Le ministre français de l'Economie et des Finances Michel Sapin a assuré mardi qu'il n'y aurait pas d'"Europe à deux vitesses" excluant certains Etats membres, s'employant à apaiser les inquiétudes de certains pays sur le projet d'une UE à la carte.

"Il ne s'agit surtout pas d'une Europe à deux vitesses où il y aurait des grands pays avançant vite et des +petits pays+ qui avanceraient moins vite. Il ne s'agit surtout pas d'exclure", a-t-il déclaré devant la presse lors d'une visite à Lisbonne.

Le ministre s'exprimait au lendemain d'un mini-sommet près de Paris réunissant les dirigeants français, allemand, espagnol et italien, qui ont plaidé pour une Europe à plusieurs vitesses qui permettrait à certains Etats membres de l'UE de progresser plus rapidement que d'autres.

"Tous les pays qui voudront faire partie de cette pointe avancée de l'Europe le pourront. Et le Portugal fera partie, j'en ai la conviction, des pays au premier rang de ces pays européens qui peuvent faire face aux défis d'aujourd'hui", a fait valoir Michel Sapin.

"Le Portugal sera toujours dans le premier cercle des pays européens. Ce n'est pas une histoire de taille, ce n'est pas une histoire de date d'adhésion à l'Union européenne, c'est une histoire de volonté, d'engagement", a-t-il souligné.

"Il faut que tous les pays qui sont volontaires, déterminés à avancer plus vite puissent le faire ensemble", a résumé le ministre, avant d'ajouter que "ni la France, ni le Portugal n'ont véritablement un avenir en dehors de l'Europe".

Son homologue portugais Mario Centeno s'était montré auparavant sceptique sur ce projet censé tirer l'Union européenne de l'ornière après le choc du Brexit et la crise des réfugiés.

"Nous ne croyons pas en une Europe à deux vitesses. Nous croyons en une Europe construite à une bonne vitesse et où certains pays peuvent travailler en commun de manière plus proche dans certains domaines", a-t-il déclaré à l'issue d'un entretien avec le ministre français.

Le projet d'une Europe à géométrie variable figure parmi les cinq scénarios de réformes esquissés début mars par le président de la Commission Jean-Claude Juncker pour relancer le projet européen, les autres allant du simple marché unique à une intégration renforcée.

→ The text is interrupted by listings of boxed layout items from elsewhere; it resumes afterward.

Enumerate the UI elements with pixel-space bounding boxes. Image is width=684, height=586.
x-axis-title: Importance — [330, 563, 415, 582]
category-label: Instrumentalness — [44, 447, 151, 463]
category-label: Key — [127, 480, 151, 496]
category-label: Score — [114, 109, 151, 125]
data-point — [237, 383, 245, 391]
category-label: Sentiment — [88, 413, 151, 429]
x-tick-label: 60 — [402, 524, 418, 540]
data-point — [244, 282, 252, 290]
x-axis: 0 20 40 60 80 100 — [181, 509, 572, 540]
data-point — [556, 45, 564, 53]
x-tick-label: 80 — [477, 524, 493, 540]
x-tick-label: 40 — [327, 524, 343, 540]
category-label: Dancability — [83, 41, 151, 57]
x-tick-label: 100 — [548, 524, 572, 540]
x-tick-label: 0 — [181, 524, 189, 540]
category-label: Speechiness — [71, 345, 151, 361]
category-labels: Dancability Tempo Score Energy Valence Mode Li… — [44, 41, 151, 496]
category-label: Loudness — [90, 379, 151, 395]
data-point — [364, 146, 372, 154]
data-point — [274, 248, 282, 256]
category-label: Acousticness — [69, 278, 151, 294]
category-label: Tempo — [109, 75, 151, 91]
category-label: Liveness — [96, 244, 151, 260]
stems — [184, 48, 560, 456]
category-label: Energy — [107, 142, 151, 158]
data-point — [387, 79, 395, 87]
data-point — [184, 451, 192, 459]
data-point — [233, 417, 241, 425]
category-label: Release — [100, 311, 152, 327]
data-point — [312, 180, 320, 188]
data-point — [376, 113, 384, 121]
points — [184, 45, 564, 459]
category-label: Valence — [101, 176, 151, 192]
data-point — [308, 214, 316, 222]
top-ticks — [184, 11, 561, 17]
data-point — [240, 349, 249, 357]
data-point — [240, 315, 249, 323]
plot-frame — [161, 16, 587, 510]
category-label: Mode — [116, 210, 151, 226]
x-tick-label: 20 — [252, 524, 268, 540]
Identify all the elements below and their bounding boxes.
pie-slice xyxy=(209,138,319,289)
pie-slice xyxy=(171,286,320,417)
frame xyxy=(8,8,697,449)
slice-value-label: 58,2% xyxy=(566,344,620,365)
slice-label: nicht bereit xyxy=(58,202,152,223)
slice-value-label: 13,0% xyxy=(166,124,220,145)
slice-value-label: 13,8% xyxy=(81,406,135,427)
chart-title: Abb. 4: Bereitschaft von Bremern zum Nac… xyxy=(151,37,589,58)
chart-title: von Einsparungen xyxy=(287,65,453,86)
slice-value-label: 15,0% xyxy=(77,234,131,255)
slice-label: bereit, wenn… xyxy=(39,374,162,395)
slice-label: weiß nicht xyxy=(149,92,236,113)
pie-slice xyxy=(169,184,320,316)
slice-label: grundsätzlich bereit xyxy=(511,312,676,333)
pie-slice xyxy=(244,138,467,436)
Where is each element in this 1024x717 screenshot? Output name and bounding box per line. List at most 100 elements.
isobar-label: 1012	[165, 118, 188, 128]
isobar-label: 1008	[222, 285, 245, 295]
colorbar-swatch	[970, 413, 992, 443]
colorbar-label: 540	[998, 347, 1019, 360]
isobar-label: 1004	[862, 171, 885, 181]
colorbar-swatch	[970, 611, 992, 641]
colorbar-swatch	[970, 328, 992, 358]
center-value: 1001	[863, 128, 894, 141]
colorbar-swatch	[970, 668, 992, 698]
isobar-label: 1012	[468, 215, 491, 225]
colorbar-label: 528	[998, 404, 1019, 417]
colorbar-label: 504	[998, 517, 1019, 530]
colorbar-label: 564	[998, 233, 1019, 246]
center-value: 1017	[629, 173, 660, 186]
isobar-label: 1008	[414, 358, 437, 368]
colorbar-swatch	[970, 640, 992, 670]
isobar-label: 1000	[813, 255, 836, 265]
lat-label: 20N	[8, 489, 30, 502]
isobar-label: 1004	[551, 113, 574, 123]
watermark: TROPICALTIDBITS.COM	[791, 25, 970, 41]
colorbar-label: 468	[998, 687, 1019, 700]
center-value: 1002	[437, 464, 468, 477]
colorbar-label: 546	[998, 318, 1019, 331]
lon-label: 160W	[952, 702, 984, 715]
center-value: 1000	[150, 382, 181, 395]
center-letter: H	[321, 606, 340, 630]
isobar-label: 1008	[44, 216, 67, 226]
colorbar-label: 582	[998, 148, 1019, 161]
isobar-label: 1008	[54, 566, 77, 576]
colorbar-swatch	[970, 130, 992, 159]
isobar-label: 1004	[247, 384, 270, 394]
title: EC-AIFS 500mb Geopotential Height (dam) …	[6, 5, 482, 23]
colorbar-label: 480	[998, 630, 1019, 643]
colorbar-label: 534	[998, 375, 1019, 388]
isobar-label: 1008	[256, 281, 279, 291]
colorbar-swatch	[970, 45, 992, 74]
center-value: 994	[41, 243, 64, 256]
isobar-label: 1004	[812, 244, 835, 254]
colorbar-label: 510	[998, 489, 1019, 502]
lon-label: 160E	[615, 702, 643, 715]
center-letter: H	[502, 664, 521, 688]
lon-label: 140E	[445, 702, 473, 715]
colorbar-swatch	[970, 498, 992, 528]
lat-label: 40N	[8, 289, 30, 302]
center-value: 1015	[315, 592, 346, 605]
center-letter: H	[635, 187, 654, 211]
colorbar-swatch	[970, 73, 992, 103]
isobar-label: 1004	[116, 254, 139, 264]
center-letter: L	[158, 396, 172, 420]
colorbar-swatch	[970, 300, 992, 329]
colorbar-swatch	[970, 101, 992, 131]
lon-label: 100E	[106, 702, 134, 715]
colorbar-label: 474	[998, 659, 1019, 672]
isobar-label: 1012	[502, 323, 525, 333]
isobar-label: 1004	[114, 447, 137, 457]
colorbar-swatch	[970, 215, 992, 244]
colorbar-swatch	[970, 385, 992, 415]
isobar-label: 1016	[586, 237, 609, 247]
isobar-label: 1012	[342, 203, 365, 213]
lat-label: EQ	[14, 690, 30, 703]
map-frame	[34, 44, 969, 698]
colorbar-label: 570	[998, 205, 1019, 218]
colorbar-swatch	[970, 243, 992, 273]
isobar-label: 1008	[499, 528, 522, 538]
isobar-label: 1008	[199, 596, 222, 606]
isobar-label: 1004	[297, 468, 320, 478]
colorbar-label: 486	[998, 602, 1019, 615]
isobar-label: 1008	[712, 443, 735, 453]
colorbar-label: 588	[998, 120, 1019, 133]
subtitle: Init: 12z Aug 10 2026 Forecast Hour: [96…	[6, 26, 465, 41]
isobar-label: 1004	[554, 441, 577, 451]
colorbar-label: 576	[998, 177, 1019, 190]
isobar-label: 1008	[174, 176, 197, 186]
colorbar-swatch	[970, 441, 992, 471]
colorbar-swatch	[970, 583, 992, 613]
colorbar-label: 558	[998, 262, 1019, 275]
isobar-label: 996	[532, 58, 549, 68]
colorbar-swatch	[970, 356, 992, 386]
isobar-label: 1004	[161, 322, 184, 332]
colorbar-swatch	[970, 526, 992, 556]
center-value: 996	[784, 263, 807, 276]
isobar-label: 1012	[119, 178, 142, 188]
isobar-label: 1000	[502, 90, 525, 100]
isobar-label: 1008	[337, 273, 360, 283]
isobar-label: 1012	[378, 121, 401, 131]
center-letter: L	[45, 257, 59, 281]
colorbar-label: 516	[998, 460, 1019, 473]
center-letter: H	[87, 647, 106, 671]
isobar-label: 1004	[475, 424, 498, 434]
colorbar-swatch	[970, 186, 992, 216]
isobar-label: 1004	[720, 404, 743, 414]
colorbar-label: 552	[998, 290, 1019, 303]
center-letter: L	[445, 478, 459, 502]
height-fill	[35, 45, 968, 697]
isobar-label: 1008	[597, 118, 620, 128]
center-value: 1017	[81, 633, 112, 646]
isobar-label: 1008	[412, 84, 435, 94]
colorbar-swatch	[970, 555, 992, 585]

Un tel scénario "ne peut s'accompagner ni d'un désinvestissement en matière de politique sociale, ni d'une fracture dans la zone euro, et ne devrait pas reléguer des Etats à des positions périphériques", a mis en garde le Premier ministre portugais Antonio Costa.

Devant un parterre de chefs d'entreprises réunis à l'occasion de la 5e conférence économique franco-portugaise, il a toutefois reconnu qu'"il pourrait être préférable que seuls certains pays avancent" pour éviter que "tous restent paralysés".